Bloomberg Economics’ simulations suggest the U.S. debt-to-GDP ratio will reach a staggering 123% in 2034. It’s then expected to continue rising over the next two decades, reaching a high-end target of 154.9% by 2050.
At these growth rates, Washington would need to spend 5.4% of GDP by 2034 just to service its debt. Interest payments on the national debt reached a grim milestone last year, crossing $1 trillion for the first time.
The simulations assume the market’s current expectations for future interest rates, projected economic growth rates, and the government’s projected spending. The researchers said we can expect even higher debt-to-GDP ratios if Trump-era tax cuts remain largely in place.
Sounding the alarm
The heads of America’s most powerful institutions warn that the ballooning national debt will have dire consequences if not contained. According to them, it would be a costly mistake to let the deficit grow unchecked over the next decade.
“The situation is more urgent than I can ever remember,” BlackRock CEO Larry Fink wrote in his annual letter to investors. “There’s a bad scenario where the American economy starts looking like Japan’s in the late 1990s and early 2000s, when debt exceeded GDP and led to periods of austerity and stagnation.”
For the uninitiated, Japan experienced a “lost decade” in the 1990s following the bursting of its “everything bubble.” Even today, the country hasn’t fully recovered.
“A high-debt America would also be one where it’s much harder to fight inflation since monetary policymakers could not raise rates without dramatically adding to an already unsustainable debt-servicing bill,” Fink added.
According to JPMorgan Chase CEO Jamie Dimon, the way policymakers have run up the national debt “is the worst possible way to do it,” adding that the financial cliff is “about ten years out.”
Meanwhile, Citadel founder Ken Griffin recently told investors that the national debt is a “growing concern that cannot be overlooked.”
As Griffin noted, net interest spending on the debt is expected to reach 3.1% of GDP, far outstripping the average from 1974 to 2023. “We must stop borrowing at the expense of future generations.”
Despite Griffin’s urgent cries, all signs point to increased government borrowing, especially heading into the presidential election.
$1 trillion every 100 days
At current rates, the national debt is growing by roughly $1 trillion every 100 days—a pattern that first emerged in mid-2023. Before that, it took roughly eight months to add $1 trillion.
The debt surpassed $34 trillion on Jan. 4 and is currently clocking in at $34.6 trillion.
With growing debt servicing costs due to higher interest rates, Moody’s Analytics has lowered the U.S. government’s credit rating outlook from "stable" to "negative."
“In the context of higher interest rates, without effective fiscal policy measures to reduce government spending or increase revenues,” the rating agency said in November. “Moody’s expects that the U.S.’ fiscal deficits will remain very large, significantly weakening debt affordability.”
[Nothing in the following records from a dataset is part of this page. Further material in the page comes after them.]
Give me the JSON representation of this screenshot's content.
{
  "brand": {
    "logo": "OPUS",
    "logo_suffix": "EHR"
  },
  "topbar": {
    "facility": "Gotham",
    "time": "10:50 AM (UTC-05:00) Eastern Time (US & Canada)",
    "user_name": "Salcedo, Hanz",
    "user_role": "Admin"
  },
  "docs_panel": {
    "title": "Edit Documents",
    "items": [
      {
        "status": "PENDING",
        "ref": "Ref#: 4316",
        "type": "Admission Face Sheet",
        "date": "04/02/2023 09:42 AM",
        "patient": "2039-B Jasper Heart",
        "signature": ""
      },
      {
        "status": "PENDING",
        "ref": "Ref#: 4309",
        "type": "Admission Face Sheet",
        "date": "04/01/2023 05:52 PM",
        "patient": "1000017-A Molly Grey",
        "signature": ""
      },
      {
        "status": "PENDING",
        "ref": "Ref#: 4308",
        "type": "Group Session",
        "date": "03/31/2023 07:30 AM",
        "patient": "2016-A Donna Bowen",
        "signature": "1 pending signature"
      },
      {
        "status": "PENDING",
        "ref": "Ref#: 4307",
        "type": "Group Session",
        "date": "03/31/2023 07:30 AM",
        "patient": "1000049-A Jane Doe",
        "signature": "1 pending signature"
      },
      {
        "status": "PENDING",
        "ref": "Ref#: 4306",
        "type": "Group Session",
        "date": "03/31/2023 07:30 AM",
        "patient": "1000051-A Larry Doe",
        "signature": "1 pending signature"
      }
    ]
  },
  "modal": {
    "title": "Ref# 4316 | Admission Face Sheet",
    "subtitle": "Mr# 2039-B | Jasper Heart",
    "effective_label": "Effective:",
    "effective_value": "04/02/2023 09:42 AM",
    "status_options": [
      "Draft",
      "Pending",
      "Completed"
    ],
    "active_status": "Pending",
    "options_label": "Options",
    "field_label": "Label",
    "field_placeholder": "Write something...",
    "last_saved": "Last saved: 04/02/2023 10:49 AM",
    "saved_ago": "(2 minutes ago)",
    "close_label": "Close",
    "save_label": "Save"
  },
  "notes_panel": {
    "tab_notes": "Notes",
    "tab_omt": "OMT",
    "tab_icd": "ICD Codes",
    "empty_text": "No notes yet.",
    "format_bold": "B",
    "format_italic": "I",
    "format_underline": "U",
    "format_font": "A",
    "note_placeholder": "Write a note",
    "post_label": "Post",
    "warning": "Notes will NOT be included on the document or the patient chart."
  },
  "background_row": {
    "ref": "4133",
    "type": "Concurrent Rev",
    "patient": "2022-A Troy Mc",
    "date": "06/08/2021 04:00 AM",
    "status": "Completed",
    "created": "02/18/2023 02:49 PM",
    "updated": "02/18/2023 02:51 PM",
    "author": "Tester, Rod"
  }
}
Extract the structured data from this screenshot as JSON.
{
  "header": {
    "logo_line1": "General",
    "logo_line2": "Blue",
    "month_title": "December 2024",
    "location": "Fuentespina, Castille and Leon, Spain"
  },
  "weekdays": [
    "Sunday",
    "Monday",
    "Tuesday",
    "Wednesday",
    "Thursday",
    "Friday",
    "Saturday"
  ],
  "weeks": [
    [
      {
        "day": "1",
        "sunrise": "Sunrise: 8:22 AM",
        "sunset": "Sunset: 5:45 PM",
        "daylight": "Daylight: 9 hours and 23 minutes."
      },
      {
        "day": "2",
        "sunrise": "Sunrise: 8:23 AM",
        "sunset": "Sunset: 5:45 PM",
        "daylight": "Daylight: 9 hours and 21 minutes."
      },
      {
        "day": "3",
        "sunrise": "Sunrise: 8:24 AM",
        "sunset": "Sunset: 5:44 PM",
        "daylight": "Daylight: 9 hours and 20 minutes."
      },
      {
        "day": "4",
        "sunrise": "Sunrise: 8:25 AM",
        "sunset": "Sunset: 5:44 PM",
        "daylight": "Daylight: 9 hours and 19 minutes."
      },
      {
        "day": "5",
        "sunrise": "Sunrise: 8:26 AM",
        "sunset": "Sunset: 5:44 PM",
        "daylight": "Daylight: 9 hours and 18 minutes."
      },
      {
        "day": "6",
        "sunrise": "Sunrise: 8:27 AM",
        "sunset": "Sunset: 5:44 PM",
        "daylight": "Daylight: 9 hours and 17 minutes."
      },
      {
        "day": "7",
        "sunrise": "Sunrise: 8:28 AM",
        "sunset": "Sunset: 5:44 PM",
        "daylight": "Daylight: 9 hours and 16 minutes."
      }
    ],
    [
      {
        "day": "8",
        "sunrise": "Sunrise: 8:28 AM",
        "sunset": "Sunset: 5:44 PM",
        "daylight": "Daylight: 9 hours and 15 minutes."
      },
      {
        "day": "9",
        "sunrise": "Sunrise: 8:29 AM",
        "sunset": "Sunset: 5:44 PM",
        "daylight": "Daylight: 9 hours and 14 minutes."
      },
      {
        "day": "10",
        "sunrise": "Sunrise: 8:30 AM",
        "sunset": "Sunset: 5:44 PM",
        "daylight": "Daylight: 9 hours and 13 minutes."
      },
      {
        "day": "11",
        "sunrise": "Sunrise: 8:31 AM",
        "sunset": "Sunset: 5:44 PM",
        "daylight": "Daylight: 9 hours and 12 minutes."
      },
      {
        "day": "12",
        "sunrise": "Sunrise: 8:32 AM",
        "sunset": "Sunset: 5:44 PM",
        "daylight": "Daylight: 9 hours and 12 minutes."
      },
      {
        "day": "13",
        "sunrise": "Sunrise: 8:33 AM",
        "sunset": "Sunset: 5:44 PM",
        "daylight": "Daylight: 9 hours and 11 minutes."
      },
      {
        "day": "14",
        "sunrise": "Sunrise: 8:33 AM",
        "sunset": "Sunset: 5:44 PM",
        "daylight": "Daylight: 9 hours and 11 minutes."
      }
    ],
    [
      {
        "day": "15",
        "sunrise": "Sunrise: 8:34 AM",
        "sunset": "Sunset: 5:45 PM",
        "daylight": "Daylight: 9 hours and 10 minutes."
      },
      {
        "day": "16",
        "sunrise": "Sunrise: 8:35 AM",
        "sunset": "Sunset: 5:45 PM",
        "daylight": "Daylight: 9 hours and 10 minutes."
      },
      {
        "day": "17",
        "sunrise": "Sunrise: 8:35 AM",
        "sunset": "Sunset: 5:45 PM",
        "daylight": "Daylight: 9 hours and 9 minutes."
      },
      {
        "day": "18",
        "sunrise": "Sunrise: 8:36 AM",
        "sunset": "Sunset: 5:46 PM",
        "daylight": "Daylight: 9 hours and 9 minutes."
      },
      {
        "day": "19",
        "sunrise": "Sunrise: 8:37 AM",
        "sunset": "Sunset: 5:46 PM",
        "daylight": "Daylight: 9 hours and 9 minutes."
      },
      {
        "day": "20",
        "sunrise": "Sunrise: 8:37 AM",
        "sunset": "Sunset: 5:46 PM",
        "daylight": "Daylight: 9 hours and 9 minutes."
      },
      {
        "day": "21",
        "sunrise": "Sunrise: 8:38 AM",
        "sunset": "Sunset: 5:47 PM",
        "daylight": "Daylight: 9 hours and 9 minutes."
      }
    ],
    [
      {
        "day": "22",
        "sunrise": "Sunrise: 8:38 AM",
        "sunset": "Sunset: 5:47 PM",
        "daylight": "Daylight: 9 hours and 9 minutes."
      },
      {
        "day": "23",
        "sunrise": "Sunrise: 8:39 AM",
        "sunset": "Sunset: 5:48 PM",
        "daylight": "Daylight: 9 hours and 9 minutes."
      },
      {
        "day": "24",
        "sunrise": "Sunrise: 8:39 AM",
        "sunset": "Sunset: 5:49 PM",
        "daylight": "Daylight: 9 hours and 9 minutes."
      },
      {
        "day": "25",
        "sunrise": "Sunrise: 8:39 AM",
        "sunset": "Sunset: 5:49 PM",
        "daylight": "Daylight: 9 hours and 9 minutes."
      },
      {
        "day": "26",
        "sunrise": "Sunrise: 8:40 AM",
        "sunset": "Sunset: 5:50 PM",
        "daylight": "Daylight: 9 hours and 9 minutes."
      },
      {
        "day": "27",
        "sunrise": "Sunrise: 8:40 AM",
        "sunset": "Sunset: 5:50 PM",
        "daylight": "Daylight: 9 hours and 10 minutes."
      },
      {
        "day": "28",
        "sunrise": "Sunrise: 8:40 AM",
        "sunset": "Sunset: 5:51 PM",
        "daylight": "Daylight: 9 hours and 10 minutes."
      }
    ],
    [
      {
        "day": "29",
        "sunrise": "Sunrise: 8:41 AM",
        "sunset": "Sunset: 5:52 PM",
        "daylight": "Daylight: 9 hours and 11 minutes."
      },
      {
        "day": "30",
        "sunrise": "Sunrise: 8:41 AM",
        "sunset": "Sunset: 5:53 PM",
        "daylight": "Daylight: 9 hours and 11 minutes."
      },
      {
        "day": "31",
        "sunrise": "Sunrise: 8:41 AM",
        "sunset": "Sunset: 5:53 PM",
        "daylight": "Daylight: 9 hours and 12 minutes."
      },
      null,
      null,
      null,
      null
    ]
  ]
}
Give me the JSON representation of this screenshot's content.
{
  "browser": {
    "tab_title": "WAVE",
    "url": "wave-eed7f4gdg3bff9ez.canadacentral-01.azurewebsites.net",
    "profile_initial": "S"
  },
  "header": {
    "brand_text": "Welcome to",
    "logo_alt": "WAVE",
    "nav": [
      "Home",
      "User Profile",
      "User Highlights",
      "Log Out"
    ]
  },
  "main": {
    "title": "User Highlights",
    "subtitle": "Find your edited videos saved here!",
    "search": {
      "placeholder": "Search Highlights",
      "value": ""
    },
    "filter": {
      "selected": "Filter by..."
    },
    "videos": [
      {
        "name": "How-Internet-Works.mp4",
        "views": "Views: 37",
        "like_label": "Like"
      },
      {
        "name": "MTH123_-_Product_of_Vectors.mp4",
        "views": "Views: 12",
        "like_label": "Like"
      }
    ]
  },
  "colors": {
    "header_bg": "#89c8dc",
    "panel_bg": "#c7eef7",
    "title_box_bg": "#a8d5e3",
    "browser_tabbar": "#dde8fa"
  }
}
Fitch, another credit rating agency, said Washington’s fiscal deficit will continue to grow ahead of the presidential elections—a time when policymakers attempt to shore up public support with new spending initiatives.
Earlier in March, President Biden outlined a $7.3 trillion budget to kickstart his second presidential term. The budget includes new spending programs to assist Americans struggling with high housing and childcare costs.
While experts say the measures are unlikely to be adopted in their current form, the budget reaffirms the president’s plan to increase spending if he’s re-elected.